Nous avons proposé plusieurs critères techniques afin de pouvoir rattraper ces zones. Le ministère s’est engagé à travailler sur ces critères rapidement. Fort de cet engagement et de la reprise d’un dialogue direct et constructif, nous avons décidé de lever les blocages en cours depuis 48h.

Demain, lors d’une rencontre avec le ministre de l’agriculture, le président de la République fixera le tempo de la conclusion de cette réforme. Nous souhaitons vivement qu’il laisse du temps au ministère de l’agriculture pour retravailler la carte et réintégrer toutes les communes actuellement bénéficiaires. Sauf annonce extraordinaire demain, nous maintenons notre participation à la mobilisation régionale de vendredi.
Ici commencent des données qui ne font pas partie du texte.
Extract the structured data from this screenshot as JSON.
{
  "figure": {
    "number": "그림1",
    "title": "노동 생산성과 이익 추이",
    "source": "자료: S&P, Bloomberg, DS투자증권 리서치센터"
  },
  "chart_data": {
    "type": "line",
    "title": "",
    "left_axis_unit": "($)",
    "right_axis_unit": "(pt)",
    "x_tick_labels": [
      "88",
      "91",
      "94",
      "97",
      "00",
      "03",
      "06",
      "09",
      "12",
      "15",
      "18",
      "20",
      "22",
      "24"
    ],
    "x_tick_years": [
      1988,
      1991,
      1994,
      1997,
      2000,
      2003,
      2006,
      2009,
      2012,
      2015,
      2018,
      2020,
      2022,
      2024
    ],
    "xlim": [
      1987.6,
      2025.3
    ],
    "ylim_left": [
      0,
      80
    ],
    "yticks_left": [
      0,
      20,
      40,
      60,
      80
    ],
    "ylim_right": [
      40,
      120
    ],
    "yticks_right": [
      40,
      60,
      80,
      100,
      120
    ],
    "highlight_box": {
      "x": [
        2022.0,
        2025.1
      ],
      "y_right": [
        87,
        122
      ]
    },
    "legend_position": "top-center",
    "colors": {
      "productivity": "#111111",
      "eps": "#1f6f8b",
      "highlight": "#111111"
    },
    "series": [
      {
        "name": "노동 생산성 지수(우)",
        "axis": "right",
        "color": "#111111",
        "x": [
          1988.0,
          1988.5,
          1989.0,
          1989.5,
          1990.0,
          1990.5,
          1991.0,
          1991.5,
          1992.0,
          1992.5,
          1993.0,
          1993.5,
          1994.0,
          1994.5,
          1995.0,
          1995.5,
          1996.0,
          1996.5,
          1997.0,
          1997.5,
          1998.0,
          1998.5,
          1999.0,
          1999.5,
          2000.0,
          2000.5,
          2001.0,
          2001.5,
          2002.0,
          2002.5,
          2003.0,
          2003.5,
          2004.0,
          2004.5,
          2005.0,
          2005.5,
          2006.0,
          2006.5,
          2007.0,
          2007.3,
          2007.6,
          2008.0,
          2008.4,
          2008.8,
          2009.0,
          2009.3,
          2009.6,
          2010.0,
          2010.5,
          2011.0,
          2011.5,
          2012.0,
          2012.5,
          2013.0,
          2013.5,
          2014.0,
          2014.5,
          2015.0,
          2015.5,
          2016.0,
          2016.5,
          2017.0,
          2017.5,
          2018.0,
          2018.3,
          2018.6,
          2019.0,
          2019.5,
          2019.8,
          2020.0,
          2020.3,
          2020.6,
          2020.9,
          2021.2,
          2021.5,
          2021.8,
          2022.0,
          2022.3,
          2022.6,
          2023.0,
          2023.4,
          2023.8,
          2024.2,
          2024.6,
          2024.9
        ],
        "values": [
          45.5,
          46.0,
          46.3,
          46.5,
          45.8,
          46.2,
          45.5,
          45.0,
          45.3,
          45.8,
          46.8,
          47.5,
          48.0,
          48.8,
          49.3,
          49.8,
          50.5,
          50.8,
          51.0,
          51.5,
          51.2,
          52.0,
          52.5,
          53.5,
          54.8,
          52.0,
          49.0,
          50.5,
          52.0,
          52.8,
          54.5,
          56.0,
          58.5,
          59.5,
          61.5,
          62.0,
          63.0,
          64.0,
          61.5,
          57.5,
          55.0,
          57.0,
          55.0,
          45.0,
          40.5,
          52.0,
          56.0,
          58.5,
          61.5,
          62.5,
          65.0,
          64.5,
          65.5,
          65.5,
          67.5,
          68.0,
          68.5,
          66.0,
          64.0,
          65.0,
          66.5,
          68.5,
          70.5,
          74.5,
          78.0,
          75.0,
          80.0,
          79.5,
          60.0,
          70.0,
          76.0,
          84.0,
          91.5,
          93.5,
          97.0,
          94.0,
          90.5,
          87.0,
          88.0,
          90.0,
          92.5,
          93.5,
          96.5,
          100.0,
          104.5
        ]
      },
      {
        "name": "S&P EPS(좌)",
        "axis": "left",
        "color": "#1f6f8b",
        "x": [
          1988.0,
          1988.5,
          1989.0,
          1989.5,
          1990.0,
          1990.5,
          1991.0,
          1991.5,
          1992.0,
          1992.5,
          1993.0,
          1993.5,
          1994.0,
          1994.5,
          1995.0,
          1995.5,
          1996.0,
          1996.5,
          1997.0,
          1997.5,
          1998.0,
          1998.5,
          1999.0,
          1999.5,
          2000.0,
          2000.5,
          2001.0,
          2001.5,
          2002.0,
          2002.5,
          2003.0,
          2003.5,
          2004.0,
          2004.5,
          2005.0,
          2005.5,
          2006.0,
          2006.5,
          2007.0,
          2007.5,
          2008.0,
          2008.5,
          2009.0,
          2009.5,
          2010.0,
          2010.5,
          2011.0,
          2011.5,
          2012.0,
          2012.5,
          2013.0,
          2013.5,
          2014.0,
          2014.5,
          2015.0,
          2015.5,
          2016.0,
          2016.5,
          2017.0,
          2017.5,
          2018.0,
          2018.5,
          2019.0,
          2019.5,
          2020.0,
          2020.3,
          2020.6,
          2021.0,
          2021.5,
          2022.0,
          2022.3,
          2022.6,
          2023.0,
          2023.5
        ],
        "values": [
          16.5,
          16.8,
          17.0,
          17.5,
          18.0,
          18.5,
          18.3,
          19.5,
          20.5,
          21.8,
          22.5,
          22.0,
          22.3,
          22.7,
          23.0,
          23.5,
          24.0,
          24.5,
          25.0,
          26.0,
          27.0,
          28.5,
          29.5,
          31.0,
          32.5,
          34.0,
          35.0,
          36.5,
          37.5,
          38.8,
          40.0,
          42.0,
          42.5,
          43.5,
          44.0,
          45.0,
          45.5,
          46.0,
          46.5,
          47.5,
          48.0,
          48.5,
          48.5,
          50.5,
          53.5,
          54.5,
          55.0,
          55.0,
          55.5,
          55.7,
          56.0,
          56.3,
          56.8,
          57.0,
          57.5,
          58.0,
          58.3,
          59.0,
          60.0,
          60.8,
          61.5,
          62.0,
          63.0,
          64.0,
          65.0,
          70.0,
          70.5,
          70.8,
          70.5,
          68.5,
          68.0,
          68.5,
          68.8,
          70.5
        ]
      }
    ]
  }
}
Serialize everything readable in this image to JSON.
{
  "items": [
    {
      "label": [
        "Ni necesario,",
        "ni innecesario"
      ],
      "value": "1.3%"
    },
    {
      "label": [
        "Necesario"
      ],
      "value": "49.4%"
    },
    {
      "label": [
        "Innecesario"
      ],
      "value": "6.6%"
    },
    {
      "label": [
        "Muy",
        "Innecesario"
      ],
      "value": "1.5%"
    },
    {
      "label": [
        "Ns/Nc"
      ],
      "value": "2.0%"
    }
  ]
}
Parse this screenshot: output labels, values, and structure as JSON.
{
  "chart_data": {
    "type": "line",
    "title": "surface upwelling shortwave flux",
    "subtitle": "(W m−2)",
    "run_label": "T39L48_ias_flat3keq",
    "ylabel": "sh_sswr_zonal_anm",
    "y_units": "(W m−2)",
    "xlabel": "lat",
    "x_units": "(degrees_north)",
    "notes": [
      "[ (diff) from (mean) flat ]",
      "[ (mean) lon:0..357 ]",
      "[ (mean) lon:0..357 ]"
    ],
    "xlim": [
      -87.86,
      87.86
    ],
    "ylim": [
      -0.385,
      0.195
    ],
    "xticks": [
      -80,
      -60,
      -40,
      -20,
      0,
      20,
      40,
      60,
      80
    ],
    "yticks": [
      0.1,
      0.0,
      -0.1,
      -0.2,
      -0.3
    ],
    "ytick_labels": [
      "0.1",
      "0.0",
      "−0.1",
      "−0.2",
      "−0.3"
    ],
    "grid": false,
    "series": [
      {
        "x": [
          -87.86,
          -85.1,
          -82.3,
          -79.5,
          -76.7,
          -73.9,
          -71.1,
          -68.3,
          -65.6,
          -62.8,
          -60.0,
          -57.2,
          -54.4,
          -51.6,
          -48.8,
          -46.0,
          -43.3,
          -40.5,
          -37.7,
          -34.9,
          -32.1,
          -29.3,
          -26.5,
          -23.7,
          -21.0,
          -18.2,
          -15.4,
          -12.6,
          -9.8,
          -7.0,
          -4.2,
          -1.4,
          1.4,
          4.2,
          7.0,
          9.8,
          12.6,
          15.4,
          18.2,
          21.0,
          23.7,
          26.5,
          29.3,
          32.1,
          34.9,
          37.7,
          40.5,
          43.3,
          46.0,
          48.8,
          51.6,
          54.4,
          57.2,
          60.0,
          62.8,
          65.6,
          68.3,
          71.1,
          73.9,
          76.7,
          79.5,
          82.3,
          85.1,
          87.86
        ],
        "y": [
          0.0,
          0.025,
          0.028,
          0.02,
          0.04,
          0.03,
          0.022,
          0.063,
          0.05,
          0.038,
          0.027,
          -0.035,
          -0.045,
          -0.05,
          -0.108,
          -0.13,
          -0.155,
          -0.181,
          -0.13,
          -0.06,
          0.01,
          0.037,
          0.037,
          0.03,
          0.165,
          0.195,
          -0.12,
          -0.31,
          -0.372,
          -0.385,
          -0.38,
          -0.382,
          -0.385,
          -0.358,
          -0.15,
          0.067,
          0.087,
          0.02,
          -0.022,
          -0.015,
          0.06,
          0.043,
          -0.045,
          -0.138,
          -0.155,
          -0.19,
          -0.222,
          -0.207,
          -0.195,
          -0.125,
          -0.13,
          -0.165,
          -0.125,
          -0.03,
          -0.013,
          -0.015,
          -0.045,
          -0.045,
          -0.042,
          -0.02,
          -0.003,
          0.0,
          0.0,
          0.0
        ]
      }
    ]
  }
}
En effet, nous voulons garder l’attention du ministère sur les éleveurs du Loiret. Suivant le calendrier annoncé par le président de la République et les réponses que le ministère fournira à nos demandes de ce matin, nous envisagerons des actions complémentaires, notamment lors du salon de l’agriculture.

Les JA 45 restent mobilisés pour défendre l’avenir de l’élevage et de l’agriculture dans le Loiret.